L’éducation c’est fondamental. Il a fallu que je m’intéresse au sujet pour que je cherche l’information, que je me fasse une opinion et qu’enfin je change mes habitudes en conscience, avec une satisfaction de me mettre en règle avec mes valeurs et mes finalités ; je suis par exemple devenu végétarien il y a un an grâce à cette auto-éducation et je peux vous dire que ça en a surpris plus d’un.

Croyez-vous possible d’adopter une stratégie dans la PME qui soit vraiment au service des gens et de notre planète ?

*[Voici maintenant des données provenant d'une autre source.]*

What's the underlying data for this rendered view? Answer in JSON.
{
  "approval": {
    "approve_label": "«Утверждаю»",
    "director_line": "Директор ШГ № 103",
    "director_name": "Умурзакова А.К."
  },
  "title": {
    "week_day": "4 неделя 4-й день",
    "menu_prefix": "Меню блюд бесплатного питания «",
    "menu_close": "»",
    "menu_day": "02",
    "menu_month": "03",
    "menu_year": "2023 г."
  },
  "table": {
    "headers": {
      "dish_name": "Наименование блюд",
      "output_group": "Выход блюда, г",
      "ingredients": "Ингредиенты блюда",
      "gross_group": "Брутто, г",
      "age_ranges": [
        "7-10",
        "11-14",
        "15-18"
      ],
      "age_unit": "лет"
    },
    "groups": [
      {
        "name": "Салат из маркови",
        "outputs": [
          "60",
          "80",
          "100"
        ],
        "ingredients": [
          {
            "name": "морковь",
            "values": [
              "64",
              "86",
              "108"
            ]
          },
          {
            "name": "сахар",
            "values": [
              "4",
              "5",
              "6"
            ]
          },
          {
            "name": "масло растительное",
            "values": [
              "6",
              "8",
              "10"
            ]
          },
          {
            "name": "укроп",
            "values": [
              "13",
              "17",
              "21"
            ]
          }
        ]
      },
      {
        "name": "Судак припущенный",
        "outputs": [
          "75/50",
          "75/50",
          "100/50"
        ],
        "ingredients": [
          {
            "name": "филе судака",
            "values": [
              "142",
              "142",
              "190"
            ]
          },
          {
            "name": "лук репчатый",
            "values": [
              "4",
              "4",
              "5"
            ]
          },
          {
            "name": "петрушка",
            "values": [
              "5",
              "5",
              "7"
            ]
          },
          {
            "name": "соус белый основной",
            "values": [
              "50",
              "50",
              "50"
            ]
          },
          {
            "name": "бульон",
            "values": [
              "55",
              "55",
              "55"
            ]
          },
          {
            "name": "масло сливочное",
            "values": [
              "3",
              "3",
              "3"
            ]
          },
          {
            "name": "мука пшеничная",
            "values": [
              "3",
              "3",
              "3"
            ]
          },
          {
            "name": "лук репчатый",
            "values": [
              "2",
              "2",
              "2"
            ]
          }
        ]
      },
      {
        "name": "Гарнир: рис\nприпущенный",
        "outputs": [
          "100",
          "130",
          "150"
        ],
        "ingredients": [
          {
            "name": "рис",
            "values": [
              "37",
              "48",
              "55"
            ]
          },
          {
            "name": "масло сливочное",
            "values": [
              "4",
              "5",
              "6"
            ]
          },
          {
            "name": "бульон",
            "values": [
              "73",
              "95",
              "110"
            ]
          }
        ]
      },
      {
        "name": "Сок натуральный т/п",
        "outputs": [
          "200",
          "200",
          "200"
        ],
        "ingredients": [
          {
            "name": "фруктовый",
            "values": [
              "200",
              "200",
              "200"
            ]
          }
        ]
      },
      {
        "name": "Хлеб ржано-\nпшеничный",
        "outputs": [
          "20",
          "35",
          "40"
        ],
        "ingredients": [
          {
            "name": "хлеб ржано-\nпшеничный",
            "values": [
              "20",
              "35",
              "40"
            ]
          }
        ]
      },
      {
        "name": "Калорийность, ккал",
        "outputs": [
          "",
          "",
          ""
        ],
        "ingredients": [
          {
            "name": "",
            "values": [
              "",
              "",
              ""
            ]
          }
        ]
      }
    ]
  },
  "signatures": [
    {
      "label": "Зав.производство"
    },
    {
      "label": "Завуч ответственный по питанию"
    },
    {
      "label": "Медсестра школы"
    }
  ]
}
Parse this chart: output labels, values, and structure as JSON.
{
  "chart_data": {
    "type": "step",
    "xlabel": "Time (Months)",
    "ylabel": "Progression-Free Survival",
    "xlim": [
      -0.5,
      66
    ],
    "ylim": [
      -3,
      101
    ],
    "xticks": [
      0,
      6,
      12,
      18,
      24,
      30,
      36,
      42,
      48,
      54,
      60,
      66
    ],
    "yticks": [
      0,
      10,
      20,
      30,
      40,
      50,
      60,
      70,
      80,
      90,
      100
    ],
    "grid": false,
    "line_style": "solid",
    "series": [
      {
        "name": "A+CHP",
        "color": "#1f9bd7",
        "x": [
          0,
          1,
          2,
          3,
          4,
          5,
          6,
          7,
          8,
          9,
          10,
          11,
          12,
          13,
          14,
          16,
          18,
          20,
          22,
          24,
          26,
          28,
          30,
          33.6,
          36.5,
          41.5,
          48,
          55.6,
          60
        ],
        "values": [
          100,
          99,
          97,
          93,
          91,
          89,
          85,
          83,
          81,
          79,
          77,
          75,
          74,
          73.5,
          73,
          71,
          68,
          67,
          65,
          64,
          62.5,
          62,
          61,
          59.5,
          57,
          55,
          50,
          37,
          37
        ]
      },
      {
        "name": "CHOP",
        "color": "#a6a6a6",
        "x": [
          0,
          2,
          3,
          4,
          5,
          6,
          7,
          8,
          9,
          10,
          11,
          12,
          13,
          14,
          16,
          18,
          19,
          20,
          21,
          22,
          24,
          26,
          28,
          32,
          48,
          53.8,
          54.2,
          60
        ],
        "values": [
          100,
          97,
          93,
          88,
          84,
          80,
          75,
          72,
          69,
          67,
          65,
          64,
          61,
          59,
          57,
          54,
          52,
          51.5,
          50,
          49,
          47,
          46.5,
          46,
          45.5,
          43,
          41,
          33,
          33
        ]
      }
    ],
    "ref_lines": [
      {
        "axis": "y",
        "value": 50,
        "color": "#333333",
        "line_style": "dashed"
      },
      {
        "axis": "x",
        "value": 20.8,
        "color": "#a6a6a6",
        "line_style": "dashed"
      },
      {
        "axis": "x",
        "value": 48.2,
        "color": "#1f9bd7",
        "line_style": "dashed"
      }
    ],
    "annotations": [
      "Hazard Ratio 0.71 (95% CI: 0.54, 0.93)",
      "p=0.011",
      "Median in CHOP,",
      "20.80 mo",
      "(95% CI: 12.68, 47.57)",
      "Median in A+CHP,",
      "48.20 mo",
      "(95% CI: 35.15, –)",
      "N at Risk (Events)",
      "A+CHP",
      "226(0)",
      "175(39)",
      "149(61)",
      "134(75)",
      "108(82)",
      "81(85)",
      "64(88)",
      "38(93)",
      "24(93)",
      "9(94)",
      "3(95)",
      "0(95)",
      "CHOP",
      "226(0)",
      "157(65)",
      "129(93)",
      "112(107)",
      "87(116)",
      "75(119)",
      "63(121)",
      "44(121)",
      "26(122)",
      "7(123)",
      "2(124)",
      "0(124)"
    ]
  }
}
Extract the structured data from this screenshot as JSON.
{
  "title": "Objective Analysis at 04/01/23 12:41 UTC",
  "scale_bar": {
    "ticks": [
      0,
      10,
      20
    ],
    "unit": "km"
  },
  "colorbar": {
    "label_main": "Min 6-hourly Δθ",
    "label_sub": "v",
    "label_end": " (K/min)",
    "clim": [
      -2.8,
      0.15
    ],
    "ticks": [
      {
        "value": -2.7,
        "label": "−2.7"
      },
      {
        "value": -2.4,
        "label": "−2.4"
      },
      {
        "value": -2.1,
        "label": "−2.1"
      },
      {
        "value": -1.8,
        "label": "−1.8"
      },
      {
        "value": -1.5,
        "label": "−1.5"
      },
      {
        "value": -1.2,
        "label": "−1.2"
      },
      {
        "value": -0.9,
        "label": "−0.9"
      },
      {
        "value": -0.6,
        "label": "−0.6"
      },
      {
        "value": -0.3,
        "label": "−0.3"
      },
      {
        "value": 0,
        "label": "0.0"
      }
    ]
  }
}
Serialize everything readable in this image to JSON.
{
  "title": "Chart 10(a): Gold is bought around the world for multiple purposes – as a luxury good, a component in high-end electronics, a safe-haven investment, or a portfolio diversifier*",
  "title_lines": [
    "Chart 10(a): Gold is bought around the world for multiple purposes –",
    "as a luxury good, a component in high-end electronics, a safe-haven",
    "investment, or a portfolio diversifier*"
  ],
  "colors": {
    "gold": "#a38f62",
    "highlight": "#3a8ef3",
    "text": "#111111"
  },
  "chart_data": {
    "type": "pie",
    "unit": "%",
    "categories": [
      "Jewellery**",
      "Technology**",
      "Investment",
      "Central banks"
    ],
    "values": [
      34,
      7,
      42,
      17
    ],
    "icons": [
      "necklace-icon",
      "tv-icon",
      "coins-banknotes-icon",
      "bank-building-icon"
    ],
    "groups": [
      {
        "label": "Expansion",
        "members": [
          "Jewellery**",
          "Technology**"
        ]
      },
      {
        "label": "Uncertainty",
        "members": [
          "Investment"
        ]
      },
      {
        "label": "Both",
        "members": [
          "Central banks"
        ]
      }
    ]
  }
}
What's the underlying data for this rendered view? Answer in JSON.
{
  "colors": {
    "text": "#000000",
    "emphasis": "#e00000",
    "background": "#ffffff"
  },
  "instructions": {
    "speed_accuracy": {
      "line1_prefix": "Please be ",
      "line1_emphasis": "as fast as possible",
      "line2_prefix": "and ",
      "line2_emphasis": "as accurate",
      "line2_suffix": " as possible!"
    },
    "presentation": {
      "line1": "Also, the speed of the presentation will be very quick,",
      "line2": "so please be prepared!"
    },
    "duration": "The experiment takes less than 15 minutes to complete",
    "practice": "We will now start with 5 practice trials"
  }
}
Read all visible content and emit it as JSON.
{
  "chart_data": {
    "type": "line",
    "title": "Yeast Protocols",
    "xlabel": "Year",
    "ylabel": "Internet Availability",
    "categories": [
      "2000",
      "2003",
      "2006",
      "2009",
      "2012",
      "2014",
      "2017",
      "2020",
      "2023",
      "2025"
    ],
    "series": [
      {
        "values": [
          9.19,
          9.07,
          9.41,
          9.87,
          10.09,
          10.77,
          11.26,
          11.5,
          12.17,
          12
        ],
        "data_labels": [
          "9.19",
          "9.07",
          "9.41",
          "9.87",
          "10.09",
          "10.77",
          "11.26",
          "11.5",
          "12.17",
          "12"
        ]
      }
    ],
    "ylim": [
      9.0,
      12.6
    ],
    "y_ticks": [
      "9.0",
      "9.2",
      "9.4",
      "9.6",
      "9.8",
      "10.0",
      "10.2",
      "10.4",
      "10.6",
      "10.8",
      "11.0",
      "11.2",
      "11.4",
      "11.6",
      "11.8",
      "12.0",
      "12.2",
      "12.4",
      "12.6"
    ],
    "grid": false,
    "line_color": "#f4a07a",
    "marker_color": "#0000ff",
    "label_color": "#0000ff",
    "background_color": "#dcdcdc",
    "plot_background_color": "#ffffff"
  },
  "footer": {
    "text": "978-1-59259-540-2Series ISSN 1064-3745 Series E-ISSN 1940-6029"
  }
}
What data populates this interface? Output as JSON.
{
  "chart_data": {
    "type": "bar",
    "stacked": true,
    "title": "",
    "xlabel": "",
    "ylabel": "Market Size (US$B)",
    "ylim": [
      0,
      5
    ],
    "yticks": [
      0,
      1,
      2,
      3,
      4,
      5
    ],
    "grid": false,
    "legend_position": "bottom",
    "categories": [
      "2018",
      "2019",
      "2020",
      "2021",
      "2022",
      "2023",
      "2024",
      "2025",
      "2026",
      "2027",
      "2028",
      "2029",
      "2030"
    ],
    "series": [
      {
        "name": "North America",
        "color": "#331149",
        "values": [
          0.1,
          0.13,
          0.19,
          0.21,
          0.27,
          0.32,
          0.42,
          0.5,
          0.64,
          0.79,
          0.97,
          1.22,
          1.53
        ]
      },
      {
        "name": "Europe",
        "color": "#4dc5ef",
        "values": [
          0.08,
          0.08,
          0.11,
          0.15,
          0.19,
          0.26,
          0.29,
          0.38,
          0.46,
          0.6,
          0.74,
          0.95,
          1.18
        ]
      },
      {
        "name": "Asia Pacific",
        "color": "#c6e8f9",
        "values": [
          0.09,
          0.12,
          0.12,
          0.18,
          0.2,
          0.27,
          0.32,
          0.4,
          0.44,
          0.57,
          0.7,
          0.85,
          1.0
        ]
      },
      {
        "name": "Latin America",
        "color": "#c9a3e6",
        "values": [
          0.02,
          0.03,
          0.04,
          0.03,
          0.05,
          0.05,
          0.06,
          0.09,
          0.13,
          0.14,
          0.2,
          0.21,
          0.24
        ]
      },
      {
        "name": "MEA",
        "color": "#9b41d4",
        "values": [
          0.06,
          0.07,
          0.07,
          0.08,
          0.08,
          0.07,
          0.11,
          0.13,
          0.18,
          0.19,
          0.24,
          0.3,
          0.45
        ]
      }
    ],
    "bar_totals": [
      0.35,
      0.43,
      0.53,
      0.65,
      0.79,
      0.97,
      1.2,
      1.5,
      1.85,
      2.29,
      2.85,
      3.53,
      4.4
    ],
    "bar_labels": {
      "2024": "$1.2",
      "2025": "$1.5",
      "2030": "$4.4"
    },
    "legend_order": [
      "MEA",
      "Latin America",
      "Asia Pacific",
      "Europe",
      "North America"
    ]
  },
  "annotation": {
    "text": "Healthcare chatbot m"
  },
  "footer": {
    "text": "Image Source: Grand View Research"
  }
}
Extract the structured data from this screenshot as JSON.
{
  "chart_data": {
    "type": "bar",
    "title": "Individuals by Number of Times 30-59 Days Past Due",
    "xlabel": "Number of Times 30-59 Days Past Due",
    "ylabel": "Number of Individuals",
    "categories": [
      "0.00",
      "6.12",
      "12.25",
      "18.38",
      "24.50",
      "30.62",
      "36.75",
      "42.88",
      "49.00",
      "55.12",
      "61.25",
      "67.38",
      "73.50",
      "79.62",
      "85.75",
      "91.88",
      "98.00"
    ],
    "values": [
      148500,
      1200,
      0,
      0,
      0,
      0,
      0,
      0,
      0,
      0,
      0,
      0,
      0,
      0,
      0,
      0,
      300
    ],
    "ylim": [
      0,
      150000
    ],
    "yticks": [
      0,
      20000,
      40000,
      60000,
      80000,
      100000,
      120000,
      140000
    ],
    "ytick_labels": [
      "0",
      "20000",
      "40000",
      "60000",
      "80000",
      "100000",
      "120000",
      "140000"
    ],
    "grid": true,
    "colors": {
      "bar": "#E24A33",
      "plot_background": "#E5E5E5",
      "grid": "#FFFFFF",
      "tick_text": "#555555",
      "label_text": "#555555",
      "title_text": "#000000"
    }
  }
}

Je pense qu’il ne faut pas tout mélanger, pour moi une PME n’est pas au service des gens mais de ses clients et ça doit occuper tout son temps. Elle n’est pas non plus au service de la planète mais elle doit la respecter, tout en réalisant quand même que la planète elle s’en fiche elle se remettra, si elle a lieu, de la sixième extinction de masse. Là on parle de l’humanité et il est clair que si on continue à détruire notre environnement, tout cela finira mal tôt ou tard. Je pense que nous sommes face à un défi majeur. Je ne me reconnais pas dans les collapsologues et autres catastrophistes parce qu’ils n’apportent pas de solution à part le retour à l’âge de pierre dont personne ne veut. Je ne me reconnais pas non plus dans les grands leaders arrogants qui pensent que la technologie va nous sauver et qui ne se préoccupent pas des générations futures. Je pense que chacun doit jouer un rôle et modifier à son échelle son comportement. Le patron de PME, s’il se sent concerné par cet enjeu, doit éveiller les consciences dans son écosystème et donner l’exemple au quotidien.

Si un acteur doit vraiment jouer un rôle c’est le politique au sens noble du terme en sortant de sa logique court-termiste et en œuvrant pour la postérité. Je pense que les grands hommes de demain seront ceux qui nous auront sortis de ce guêpier, d’ici là je compte bien jouer un rôle déterminant à mon niveau car la culture Wikane c’est l’engagement pas le renoncement.